Exaggerated postural BP changes are associated with increased risk. In the Hypertension Detection and Follow-up Program (HDFP) and in the Honolulu Heart Program, orthostatic hypotension was associated with higher mortality in elderly men [1, 31]. Greater change of postural BP (either orthostatic hypertension or hypotension) was associated with increased risk of advanced silent brain lesions [32] and in the Framingham study, orthostatic hypertension was associated with arterial stiffness [33]. In a study by Kario et al., abnormal postural BP variation was associated with diurnal BP change in elderly hypertensive patients, where those with a marked nocturnal fall in blood pressure exhibited oHyper and those without it exhibited oHypo [34].

Additional studies have examined the association of orthostatic hypertension with mortality. In a community-based study, Velilla-Zancada and associates observed an association of systolic orthostatic hypertension with mortality although this association was not present after 1 min of standing, or at 1 or 3 min standing for DBP [35]. Veronese and associates reported an association of orthostatic hypertension with all-cause mortality among 2876 community-dwelling older participants at 4.4 years of follow up [36]. Taken together, the data from available studies are congruent with our findings in a much larger population with assessment of a longer-term outcome (mortality at 17 years after randomization). This study has limitations, however, including its retrospective nature, i.e., this analysis was not specified during the design of SHEP, the inclusion of only older patients with ISH who were otherwise healthy, using diuretic-based stepped-care therapy, and the lack of information on 24-h ambulatory blood pressure and measurement of orthostatic changes during the years after randomization. Also, there is no information on non-fatal events, pharmacologic therapy, and other interventions at 17 years following randomization. This study also has significant strengths, including the standardized BP measurements, the congruence of the effects at 4.5 years and 17 years, the 100% determination of vital status, and the very similar results in the active and placebo randomized groups. The latter point implies that oHyper is associated with increased mortality regardless of therapy. Thus, the findings presented here are relevant today although newer antihypertensive agents are now available in addition to those used in SHEP.

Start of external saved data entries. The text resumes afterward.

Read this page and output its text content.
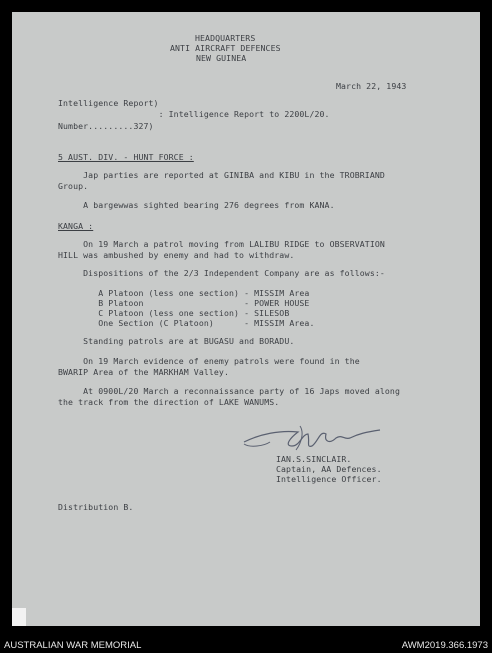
HEADQUARTERS
ANTI AIRCRAFT DEFENCES
NEW GUINEA
March 22, 1943
Intelligence Report)
: Intelligence Report to 2200L/20.
Number.........327)
5 AUST. DIV. - HUNT FORCE :
Jap parties are reported at GINIBA and KIBU in the TROBRIAND
Group.
A bargewwas sighted bearing 276 degrees from KANA.
KANGA :
On 19 March a patrol moving from LALIBU RIDGE to OBSERVATION
HILL was ambushed by enemy and had to withdraw.
Dispositions of the 2/3 Independent Company are as follows:-
A Platoon (less one section) - MISSIM Area
B Platoon                    - POWER HOUSE
C Platoon (less one section) - SILESOB
One Section (C Platoon)      - MISSIM Area.
Standing patrols are at BUGASU and BORADU.
On 19 March evidence of enemy patrols were found in the
BWARIP Area of the MARKHAM Valley.
At 0900L/20 March a reconnaissance party of 16 Japs moved along
the track from the direction of LAKE WANUMS.
IAN.S.SINCLAIR.
Captain, AA Defences.
Intelligence Officer.
Distribution B.
AUSTRALIAN WAR MEMORIAL	AWM2019.366.1973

This study and previous reports associating orthostatic hypertension with increased mortality, indicate that orthostatic hypertension is an easily ascertained condition that can be used in predicting the risk of mortality. Although further research is needed in order to better understand the pathophysiology and epidemiology of orthostatic hypertension, it is reasonable to screen for this phenomenon as a risk factor in routine clinical practice as well as in clinical trials. Orthostatic hypertension is easily detected and can be used in refining cardiovascular risk assessment.

Summary

What is known about the topic

  • Orthostatic hypertension, an increase in SBP upon standing, occurs in about 5% of patients with hypertension.

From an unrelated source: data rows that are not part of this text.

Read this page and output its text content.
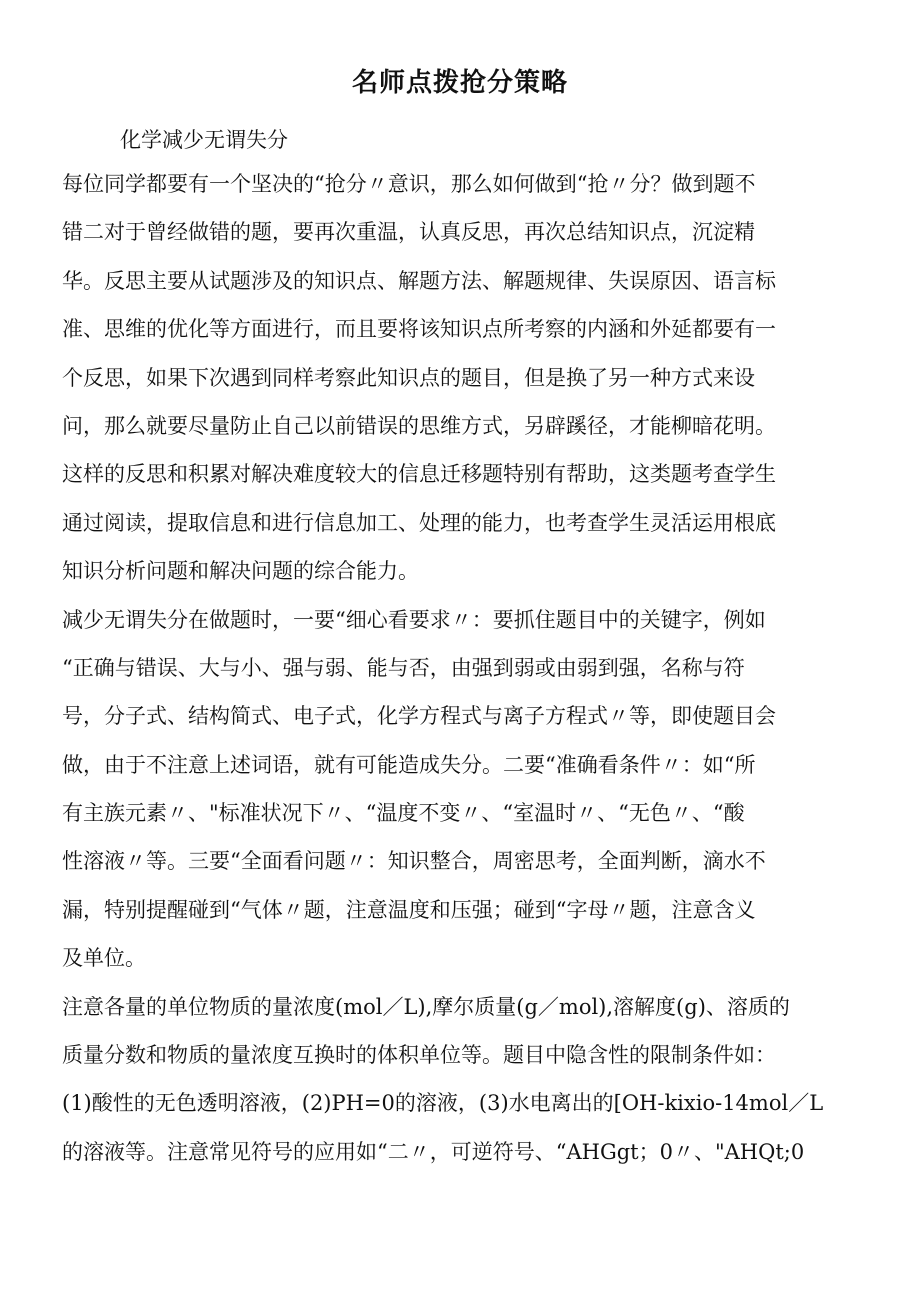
名师点拨抢分策略

化学减少无谓失分

每位同学都要有一个坚决的“抢分〃意识，那么如何做到“抢〃分？做到题不
错二对于曾经做错的题，要再次重温，认真反思，再次总结知识点，沉淀精
华。反思主要从试题涉及的知识点、解题方法、解题规律、失误原因、语言标
准、思维的优化等方面进行，而且要将该知识点所考察的内涵和外延都要有一
个反思，如果下次遇到同样考察此知识点的题目，但是换了另一种方式来设
问，那么就要尽量防止自己以前错误的思维方式，另辟蹊径，才能柳暗花明。
这样的反思和积累对解决难度较大的信息迁移题特别有帮助，这类题考查学生
通过阅读，提取信息和进行信息加工、处理的能力，也考查学生灵活运用根底
知识分析问题和解决问题的综合能力。
减少无谓失分在做题时，一要“细心看要求〃：要抓住题目中的关键字，例如
“正确与错误、大与小、强与弱、能与否，由强到弱或由弱到强，名称与符
号，分子式、结构简式、电子式，化学方程式与离子方程式〃等，即使题目会
做，由于不注意上述词语，就有可能造成失分。二要“准确看条件〃：如“所
有主族元素〃、"标准状况下〃、“温度不变〃、“室温时〃、“无色〃、“酸
性溶液〃等。三要“全面看问题〃：知识整合，周密思考，全面判断，滴水不
漏，特别提醒碰到“气体〃题，注意温度和压强；碰到“字母〃题，注意含义
及单位。
注意各量的单位物质的量浓度(mol／L),摩尔质量(g／mol),溶解度(g)、溶质的
质量分数和物质的量浓度互换时的体积单位等。题目中隐含性的限制条件如：
(1)酸性的无色透明溶液，(2)PH=0的溶液，(3)水电离出的[OH-kixio-14mol／L
的溶液等。注意常见符号的应用如“二〃，可逆符号、“AHGgt；0〃、"AHQt;0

  • Orthostatic hypertension is an emerging risk factor for cardiovascular disease and is associated with hypertensive target-organ damage and cardiovascular events.

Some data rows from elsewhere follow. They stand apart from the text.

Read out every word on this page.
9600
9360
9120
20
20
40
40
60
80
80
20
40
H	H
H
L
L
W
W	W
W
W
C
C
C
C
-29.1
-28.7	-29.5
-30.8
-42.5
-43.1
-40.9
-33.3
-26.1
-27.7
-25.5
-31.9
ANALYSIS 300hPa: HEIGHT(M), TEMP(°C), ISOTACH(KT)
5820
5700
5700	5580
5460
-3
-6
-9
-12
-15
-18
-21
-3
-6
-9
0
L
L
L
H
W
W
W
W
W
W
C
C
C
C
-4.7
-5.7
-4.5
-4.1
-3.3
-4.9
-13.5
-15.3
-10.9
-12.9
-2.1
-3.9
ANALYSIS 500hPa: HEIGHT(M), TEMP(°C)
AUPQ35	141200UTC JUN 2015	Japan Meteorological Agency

  • Orthostatic hypertension is not usually appreciated by clinicians, and there are scant data on long-term mortality from placebo-controlled trials.

What this study adds

  • In the Systolic Hypertension in the Elderly Program (SHEP), a double-blind placebo-controlled trial, participants with isolated systolic hypertension were randomized to chlorthalidone-based stepped care therapy or matching placebo and for which long-term mortality data are available.

  • In analyses adjusted for age, gender, treatment, SBP, pulse pressure, risk factors, and comorbidities, orthostatic hypertension was associated with increased all-cause mortality at 4.5 and 17 years in both the active treatment and placebo groups.

  • Orthostatic hypertension is easily detected and can be used in refining cardiovascular risk assessment.